A need to help navigate student life
Philippe unveiled the strategy at an annual forum for professionals in the university and diplomatic sectors, the Rencontres universitaires de la francophonie (Meeting of Francophone Universities).
Some of the university representatives at the forum said they had been expecting and hoping for such a strategy to arrive, especially in regards to some of the challenges in navigating French society.
“When the international students come, they have to figure out for themselves how it works,” said Minh-ha Pham, vice president for international relations at Université PSL (formerly Paris Sciences and Letters Research University), which groups a number of France’s famous grandes écoles (elite schools).
Minh-ha Pham, vice president for international relations at Paris Sciences and Letters Research University
She compares the French university culture with that of the United States, which has by far the world’s largest cohort of international students.
“You have a lot of services when you arrive at the campus, and you also have this campus life, meaning that students are out of their families for several years, and also in the United States, they have this community way of thinking and behaving,” she said.
“In France, it’s much more individualistic. People are closer to their families, we don’t have separate campuses, most of the universities are inside the cities, and students don’t live at the university.
“So it’s totally different. Although we are attached to our universities, we don’t have this very strong link that the students have with their alma mater in Anglo-Saxon countries.”
The new French strategy aims to better accompany students from their arrival, including finding housing and helping with visas and other complex administrative procedures, as well as doubling the number of language classes in French and English.
“These measures are a huge step forward,” said Guillaume Garreta, director of international relations at the University of Paris-Saclay.
Guillaume Garreta, director of international relations at the University of Paris-Saclay
“We hoped for them, and we were expecting them as well.”

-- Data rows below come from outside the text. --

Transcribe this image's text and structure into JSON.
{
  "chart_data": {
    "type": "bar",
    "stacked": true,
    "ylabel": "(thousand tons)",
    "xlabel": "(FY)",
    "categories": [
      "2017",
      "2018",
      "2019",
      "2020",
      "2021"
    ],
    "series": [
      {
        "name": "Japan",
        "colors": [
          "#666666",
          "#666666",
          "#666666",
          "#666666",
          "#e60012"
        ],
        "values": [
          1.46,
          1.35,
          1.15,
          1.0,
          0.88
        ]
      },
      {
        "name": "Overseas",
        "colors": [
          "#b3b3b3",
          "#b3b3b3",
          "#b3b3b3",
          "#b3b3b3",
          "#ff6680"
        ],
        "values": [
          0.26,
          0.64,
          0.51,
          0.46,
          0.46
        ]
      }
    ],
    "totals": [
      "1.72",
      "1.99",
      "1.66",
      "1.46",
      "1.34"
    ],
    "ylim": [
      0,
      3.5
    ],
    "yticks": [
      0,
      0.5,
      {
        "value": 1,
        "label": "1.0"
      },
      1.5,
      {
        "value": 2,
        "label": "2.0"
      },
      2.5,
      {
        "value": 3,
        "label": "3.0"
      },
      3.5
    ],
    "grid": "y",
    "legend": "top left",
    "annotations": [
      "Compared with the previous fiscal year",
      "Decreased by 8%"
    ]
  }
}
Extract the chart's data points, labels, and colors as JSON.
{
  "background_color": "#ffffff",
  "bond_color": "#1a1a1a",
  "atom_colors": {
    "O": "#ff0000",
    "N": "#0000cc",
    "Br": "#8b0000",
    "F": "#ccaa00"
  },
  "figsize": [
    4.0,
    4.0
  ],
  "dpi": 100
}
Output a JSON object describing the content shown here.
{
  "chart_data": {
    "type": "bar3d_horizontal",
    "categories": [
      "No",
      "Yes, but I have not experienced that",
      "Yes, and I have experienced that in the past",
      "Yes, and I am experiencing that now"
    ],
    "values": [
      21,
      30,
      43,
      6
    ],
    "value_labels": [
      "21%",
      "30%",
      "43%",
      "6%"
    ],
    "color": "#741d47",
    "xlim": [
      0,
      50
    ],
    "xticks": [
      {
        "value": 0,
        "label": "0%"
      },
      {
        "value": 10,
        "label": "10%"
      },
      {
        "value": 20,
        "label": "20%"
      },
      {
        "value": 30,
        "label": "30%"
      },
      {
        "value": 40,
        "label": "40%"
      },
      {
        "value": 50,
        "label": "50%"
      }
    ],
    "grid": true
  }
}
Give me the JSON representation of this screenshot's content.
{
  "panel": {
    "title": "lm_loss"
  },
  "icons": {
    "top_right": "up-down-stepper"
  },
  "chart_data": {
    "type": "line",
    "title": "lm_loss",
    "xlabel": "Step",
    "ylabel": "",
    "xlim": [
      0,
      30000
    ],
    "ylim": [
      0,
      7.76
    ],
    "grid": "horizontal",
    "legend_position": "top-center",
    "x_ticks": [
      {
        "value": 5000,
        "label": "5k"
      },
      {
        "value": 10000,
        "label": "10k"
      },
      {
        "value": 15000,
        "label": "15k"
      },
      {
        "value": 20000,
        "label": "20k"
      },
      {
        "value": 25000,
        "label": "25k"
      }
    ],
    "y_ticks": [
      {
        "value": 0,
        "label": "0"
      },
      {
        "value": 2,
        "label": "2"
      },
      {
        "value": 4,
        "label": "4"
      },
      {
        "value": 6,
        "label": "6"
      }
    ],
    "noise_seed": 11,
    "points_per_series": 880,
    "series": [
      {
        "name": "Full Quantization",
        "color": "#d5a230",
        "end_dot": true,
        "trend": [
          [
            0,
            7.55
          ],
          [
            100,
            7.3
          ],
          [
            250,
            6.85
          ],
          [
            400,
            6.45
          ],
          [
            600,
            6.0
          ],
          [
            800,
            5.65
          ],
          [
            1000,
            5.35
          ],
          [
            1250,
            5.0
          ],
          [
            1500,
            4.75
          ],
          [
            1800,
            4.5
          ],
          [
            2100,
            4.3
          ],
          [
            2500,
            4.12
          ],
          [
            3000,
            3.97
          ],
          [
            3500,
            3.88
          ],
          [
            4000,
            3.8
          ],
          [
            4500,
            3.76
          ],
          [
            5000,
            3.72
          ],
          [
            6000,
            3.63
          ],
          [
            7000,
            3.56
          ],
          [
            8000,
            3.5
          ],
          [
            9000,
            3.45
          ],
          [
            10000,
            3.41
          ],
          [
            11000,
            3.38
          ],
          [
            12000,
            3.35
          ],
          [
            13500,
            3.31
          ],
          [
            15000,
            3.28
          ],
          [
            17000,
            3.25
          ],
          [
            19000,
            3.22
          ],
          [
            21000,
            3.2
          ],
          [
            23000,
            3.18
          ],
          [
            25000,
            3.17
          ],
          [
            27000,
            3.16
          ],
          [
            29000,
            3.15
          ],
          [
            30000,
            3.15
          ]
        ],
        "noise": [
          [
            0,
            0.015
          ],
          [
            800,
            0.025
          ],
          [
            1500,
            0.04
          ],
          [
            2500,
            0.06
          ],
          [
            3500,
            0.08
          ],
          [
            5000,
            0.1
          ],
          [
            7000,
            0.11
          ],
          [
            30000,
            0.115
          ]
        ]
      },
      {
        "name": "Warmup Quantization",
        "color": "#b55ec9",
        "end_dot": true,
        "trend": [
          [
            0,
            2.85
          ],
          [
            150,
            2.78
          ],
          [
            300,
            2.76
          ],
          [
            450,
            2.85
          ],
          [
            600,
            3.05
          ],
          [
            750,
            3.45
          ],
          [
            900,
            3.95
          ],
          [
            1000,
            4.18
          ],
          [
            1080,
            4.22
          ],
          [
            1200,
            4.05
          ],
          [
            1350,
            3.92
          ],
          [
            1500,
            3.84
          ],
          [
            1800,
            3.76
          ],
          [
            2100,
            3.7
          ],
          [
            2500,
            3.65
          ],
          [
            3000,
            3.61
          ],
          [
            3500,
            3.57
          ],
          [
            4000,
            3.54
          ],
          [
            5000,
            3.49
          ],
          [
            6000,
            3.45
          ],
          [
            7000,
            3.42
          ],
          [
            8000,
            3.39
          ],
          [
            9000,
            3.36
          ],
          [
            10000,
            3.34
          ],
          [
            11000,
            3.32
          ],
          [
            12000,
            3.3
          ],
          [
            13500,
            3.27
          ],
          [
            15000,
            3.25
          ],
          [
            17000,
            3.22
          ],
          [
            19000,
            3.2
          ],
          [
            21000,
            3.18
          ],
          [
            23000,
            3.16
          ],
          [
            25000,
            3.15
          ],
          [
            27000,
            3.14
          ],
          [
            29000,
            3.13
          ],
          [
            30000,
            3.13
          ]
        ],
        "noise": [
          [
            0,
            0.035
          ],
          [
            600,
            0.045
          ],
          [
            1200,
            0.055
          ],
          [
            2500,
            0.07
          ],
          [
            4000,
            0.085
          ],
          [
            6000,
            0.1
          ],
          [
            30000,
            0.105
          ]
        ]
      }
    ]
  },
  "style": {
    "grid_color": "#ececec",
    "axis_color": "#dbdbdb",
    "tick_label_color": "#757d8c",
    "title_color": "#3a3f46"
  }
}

Will more expensive education be better?
The most controversial aspect of the plans, but also one that comes as little surprise, is the introduction of significant tuition fees for the first time.
Until now, international students have paid only the same administrative annual fees as French and European students, as little as 170 euros per year.
Starting in September 2019, they will pay annual tuition fees of 2,770 euros for undergraduate programmes and 3,770 euros for masters and doctoral programmes.
The idea is to use some of the new funds to provide 14,000 new scholarships and stipends for the same body of students, on top of the 7,000 already available.
“France was an exception in regards to the countries with which it wants to compare itself” in terms of cost of higher education, Garreta said.
“The idea is to use these fees to develop a new policy of attractiveness, to give scholarships and perhaps exemptions and stipends to very good students.”
While the strategy introduces significant fees for the first time, the fees are still far more affordable than the tens of thousands worth of fees to pay in some programmes in Britain and the United States.
Universities will be waiting to see whether the new model has the desired effect of boosting France’s attractiveness.
“We have to be very attentive about what it amounts to,” Garreta said.
“For example, in Germany, there are almost no fees at the doctoral level, so if we introduce them in France, we have to see how it will affect recruitment in some fields.
The introduction of fees also marks a cultural shift in a country with a tradition valuing equal access to education.
“In France we have this tradition of universities being free, because we consider that this is our culture, that culture is something that should be affordable for everybody,” said Minh-ha Pham.
“Now the reality is that we are going global and need to be more attractive,” she continued. “It’s much more open, it’s not only a national way of thinking, but of course the question of the fees is very difficult, because we have to change our way of thinking.”